Hydrogen evolution reaction (HER) has gained a great interest in recent years because it provides the cleanest fuel (H2). One of the most demanding things required for this reaction is an efficient and cost-effective catalyst. Single atom catalysis is one of the most remarkable strategies in this regard. Herein, transition metals adsorbed silicon carbide nanocages (TM@Si12C12; TM = Zn, Fe, Co, Cu, Ni) are investigated as single atom catalysts in order to search less expensive electrocatalysts with excellent efficiency for HER. The pure and hydrogen adsorbed TM@Si12C12 show geometric and thermodynamic stability which illustrates their practical utility. Interaction energies obtained range from −0.70 to −5.73 eV, and it is suggested that Cu@Si12C12 may play an excellent role in HER due to its lowest Gibbs free energy of −0.17 eV (near to zero).

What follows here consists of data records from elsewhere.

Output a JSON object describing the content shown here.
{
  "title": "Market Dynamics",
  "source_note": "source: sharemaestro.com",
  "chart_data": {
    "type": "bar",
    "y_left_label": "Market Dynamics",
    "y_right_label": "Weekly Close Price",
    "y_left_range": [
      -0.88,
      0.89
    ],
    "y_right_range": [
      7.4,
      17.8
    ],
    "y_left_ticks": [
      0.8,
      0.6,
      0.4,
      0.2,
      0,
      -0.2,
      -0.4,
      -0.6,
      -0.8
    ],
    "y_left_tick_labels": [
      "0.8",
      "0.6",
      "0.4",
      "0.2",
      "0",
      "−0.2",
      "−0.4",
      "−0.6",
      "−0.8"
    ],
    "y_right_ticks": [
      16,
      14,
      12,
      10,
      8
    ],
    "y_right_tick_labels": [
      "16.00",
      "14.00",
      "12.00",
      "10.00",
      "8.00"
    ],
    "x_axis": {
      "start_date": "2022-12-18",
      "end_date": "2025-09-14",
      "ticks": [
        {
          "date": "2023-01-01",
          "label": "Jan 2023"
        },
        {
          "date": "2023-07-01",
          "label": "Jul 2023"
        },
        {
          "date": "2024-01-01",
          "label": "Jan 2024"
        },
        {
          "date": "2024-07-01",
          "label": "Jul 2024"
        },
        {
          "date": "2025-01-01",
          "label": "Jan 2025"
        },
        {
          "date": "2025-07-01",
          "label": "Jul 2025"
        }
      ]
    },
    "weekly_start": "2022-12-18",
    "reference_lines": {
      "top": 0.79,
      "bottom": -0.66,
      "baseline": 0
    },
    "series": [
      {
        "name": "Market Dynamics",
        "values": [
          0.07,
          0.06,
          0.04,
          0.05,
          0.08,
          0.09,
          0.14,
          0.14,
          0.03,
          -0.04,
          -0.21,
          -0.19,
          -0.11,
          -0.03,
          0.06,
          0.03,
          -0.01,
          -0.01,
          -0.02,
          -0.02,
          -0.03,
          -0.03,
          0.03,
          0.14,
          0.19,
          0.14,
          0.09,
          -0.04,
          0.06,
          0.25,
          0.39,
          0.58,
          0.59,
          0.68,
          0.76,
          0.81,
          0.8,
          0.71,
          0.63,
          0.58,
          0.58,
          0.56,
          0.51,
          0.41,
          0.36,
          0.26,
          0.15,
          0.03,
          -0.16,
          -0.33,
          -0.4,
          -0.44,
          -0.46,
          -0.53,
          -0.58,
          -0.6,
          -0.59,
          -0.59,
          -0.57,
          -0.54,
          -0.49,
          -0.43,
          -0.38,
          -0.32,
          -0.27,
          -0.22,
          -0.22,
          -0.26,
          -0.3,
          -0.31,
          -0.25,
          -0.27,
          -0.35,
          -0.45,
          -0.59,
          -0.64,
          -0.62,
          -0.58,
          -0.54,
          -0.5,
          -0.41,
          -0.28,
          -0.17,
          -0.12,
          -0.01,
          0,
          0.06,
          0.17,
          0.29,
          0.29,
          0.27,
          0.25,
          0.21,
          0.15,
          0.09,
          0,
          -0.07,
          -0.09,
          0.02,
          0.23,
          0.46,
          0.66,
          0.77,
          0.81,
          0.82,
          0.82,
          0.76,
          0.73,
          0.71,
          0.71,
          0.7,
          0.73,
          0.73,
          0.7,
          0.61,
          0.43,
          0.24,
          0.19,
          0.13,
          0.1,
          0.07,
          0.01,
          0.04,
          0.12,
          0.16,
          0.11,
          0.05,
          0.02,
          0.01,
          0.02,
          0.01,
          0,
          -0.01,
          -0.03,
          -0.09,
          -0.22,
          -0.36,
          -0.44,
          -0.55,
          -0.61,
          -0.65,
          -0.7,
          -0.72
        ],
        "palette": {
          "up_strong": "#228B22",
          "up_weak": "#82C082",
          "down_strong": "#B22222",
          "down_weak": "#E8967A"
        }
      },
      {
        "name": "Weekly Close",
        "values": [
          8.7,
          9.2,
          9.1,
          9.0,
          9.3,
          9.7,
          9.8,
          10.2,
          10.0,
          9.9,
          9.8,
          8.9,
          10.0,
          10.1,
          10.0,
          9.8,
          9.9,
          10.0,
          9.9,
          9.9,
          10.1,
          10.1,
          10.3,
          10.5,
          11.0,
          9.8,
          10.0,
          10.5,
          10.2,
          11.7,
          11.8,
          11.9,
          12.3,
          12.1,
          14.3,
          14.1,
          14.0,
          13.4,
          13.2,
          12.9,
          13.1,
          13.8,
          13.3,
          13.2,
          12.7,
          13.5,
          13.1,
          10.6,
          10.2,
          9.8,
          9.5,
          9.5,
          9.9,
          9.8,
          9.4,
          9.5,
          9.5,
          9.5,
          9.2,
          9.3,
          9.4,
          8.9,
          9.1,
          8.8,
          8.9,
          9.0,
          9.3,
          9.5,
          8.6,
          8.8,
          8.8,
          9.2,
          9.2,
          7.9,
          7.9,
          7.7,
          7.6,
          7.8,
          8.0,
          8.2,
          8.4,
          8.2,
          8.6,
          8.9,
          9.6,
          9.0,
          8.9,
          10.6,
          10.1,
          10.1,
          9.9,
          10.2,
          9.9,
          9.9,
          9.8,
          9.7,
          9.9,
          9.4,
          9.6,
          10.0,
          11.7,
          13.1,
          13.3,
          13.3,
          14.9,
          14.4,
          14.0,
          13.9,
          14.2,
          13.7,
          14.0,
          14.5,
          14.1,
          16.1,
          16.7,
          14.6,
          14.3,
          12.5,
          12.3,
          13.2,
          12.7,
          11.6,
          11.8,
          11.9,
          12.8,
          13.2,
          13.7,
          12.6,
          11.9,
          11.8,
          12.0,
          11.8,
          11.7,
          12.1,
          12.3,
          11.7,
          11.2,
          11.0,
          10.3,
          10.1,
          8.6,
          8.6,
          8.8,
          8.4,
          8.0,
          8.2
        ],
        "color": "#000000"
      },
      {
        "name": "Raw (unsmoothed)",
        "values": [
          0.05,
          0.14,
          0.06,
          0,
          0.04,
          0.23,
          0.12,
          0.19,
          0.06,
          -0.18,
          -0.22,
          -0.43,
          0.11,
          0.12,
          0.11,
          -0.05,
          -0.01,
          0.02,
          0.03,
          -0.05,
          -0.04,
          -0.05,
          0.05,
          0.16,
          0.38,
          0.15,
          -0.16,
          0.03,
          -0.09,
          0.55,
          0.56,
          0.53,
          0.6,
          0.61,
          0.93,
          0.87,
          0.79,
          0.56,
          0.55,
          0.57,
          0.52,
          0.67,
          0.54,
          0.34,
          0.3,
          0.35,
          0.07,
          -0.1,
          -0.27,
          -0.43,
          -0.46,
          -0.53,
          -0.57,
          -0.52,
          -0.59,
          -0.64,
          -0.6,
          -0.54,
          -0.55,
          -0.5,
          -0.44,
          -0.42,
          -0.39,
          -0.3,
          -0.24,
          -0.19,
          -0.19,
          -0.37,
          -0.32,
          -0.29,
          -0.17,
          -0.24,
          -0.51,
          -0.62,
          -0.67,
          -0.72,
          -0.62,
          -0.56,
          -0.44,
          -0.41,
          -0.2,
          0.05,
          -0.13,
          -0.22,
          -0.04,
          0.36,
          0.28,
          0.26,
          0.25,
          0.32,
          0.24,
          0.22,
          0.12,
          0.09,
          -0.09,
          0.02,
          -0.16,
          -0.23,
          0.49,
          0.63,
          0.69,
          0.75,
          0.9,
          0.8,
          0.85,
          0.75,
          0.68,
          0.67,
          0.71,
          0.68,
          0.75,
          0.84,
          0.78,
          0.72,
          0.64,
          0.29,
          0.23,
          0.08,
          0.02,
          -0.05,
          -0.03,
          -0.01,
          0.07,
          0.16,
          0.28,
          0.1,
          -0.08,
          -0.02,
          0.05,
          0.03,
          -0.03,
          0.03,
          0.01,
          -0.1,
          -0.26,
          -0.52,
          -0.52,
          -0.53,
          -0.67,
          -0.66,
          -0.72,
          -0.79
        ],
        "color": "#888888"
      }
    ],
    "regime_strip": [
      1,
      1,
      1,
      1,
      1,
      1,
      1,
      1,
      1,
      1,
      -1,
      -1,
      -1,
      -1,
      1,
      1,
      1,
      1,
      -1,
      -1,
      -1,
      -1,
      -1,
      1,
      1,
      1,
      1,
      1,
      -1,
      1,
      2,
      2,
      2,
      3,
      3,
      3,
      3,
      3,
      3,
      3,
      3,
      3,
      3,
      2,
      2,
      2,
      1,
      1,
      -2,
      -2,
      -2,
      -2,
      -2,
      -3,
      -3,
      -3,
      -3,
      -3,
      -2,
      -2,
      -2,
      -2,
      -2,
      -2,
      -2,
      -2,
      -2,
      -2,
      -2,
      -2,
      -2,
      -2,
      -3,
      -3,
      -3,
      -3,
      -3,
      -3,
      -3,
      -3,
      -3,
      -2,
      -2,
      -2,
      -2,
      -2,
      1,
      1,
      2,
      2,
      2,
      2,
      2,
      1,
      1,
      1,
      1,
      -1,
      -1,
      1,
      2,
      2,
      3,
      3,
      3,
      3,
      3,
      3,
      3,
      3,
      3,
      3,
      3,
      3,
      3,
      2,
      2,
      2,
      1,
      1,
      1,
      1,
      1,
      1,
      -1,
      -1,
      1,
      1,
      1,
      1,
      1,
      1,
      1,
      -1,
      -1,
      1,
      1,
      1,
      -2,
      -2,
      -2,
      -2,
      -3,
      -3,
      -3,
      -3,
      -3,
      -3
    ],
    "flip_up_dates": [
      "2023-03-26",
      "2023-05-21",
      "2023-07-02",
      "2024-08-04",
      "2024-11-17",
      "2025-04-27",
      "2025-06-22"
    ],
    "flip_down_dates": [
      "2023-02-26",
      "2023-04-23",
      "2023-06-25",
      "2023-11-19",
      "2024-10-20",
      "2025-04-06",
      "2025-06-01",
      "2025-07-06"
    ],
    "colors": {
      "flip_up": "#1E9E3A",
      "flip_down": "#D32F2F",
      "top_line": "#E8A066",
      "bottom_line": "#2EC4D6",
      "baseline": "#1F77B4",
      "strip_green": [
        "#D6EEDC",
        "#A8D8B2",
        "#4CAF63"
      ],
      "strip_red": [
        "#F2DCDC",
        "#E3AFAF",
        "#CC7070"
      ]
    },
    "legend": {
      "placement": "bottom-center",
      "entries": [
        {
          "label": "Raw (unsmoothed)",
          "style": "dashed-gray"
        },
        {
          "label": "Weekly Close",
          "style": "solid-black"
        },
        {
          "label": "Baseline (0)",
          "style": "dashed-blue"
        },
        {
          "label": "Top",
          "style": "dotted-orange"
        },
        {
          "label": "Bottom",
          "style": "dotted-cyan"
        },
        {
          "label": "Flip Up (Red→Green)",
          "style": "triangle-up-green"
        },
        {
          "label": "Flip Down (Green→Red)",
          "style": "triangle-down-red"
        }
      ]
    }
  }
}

In this work, we investigated electronic properties through natural bond orbital (NBO) analysis of selected TM@SiC. According to NBO calculations, it is observed that charge is transferred from adsorbed transition metals towards nanocage. After H adsorption, NBO charge is transferred to hydrogen which shows the adsorption properties of H. In case of HOMO-LUMO energy gap, it is observed that transition metal adsorbed complexes have small energy gaps between 2.17 and 2.77 eV but after adsorption of hydrogen, this energy gap increases to lie in the range of to change from 2.93 to 3.12 eV, which also verified the electronic stability of H adsorbed species. The noncovalent interactions are estimated through NCI analysis. The density of states analysis gives insight about the energy states of occupied and unoccupied orbitals of electrons. The highest thermodynamic stability and electronic conductivity of transition metal adsorbed silicon carbide suggested it as an excellent supportive surface for HER.